Lucky Hank is easy enough to picture with various actors, as it’s just one of many spins on man-child, midlife crises formulas – college professor Hank (Odenkirk) struggles with relevance with one published book in his past, a famous father, and a marriage that’s of the happy-on-the-surface type – but that’s maybe exactly the point: this is a fairly typical concept that Bob fully imbues with something extra; the same something that made his fast-talking lawyer on Breaking Bad more than a joke, and capable of carrying the arguably superior Better Call Saul for six seasons as well. That same typicalness is what prevents Lucky Hank from really nailing its dramedy vibes consistently, as we’re staffed up with amazing actors, but the show can’t quite find its level between workplace humor (the students are a pain! the teachers are childish!) and its harder-hitting onion peel of Hank’s life, except when Bob – or his costar Mireille Enos, equally fantastic as his wife – is leading the scene.
…But he is the main character, so that does lead to a healthy percentage of the good stuff. Stuff where Bob can use his cynical sense of humor in the way a person like Hank would use it: to deflect, deflect, deflect, with our writers inserting Hank into intersections of work politics and personalities and personal life that either feel very real – highlighting the ridiculousness of our lives in gloriously hilarious or anxiety-inducing accurate ways – or very unreal, which, again, tends to be when the more one-note side characters are used for some of the shows more hijinx-esque moments, which can be cringingly forced at times.

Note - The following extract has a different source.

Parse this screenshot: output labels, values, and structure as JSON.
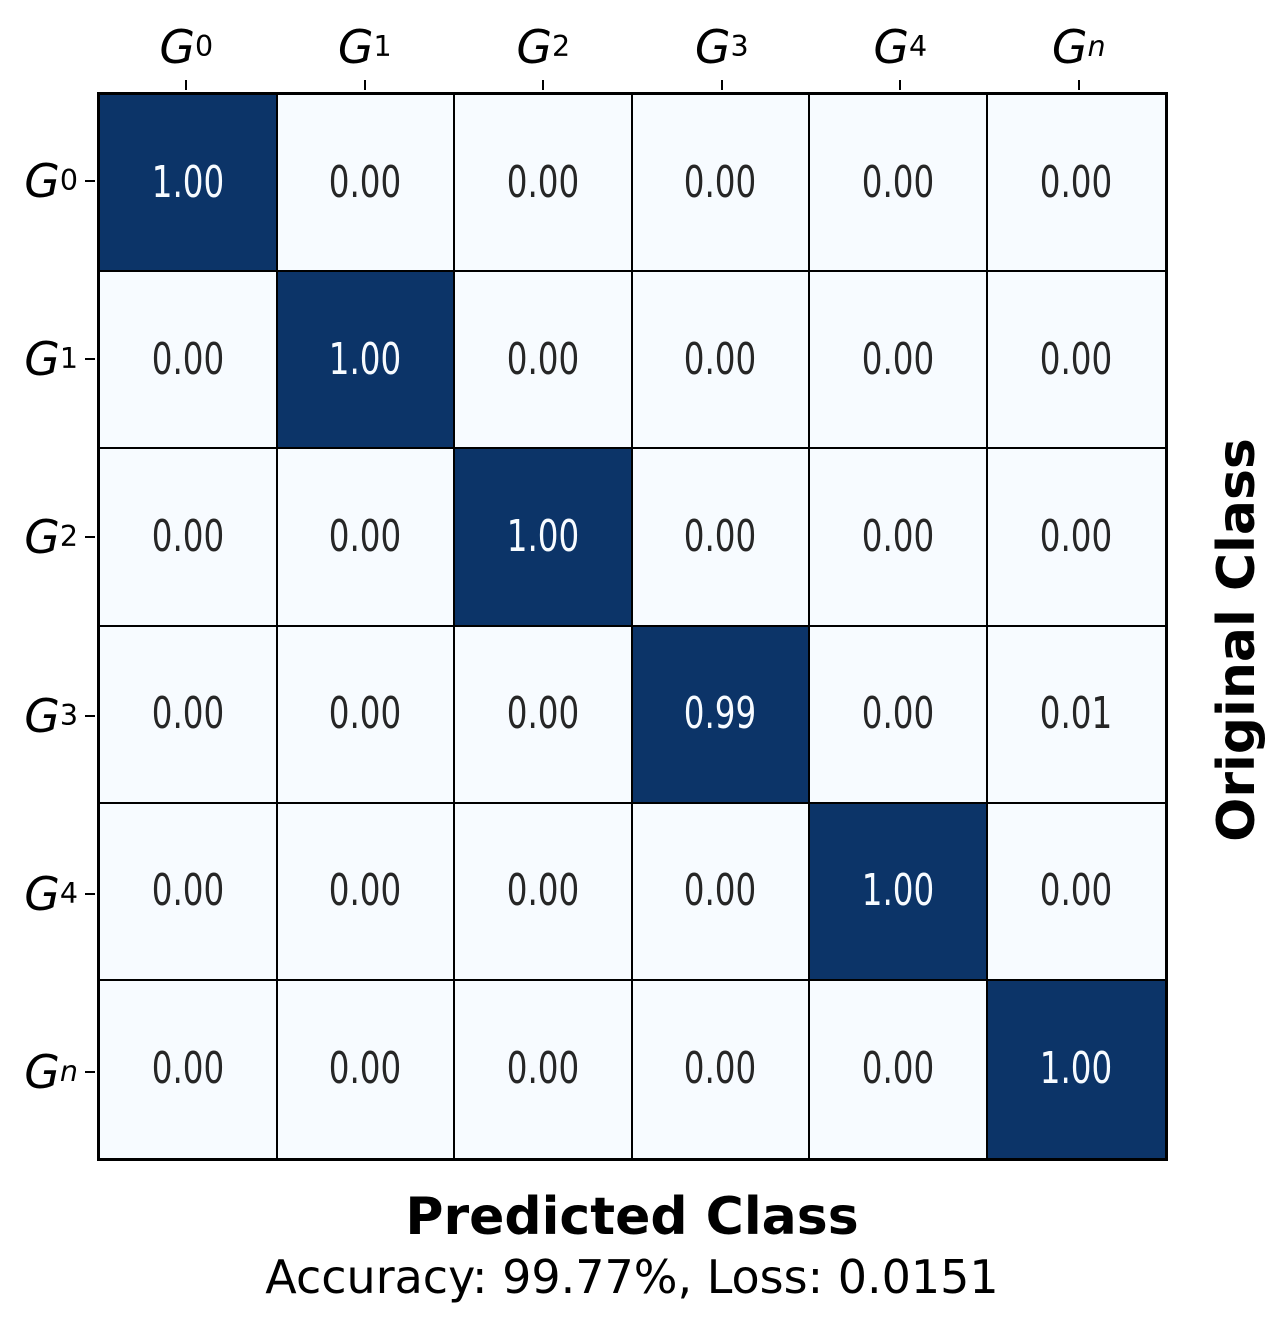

Thankfully, while the show might have this uneven tone, all of those one-note characters have talented actors committed to their bits, allowing us to at least shake our heads and grin when it’s cringe, or – much more often – laugh. And that laughter carries over to when Bob gets to light up a scene with something even funnier, or, at well-chosen points, tragic. Shifting back to that variant Odenkirk world, perhaps one of those other potential Hank actors would’ve erased this tonal seesaw, playing straight comedy or straight drama, but then… maybe it becomes a less compelling show.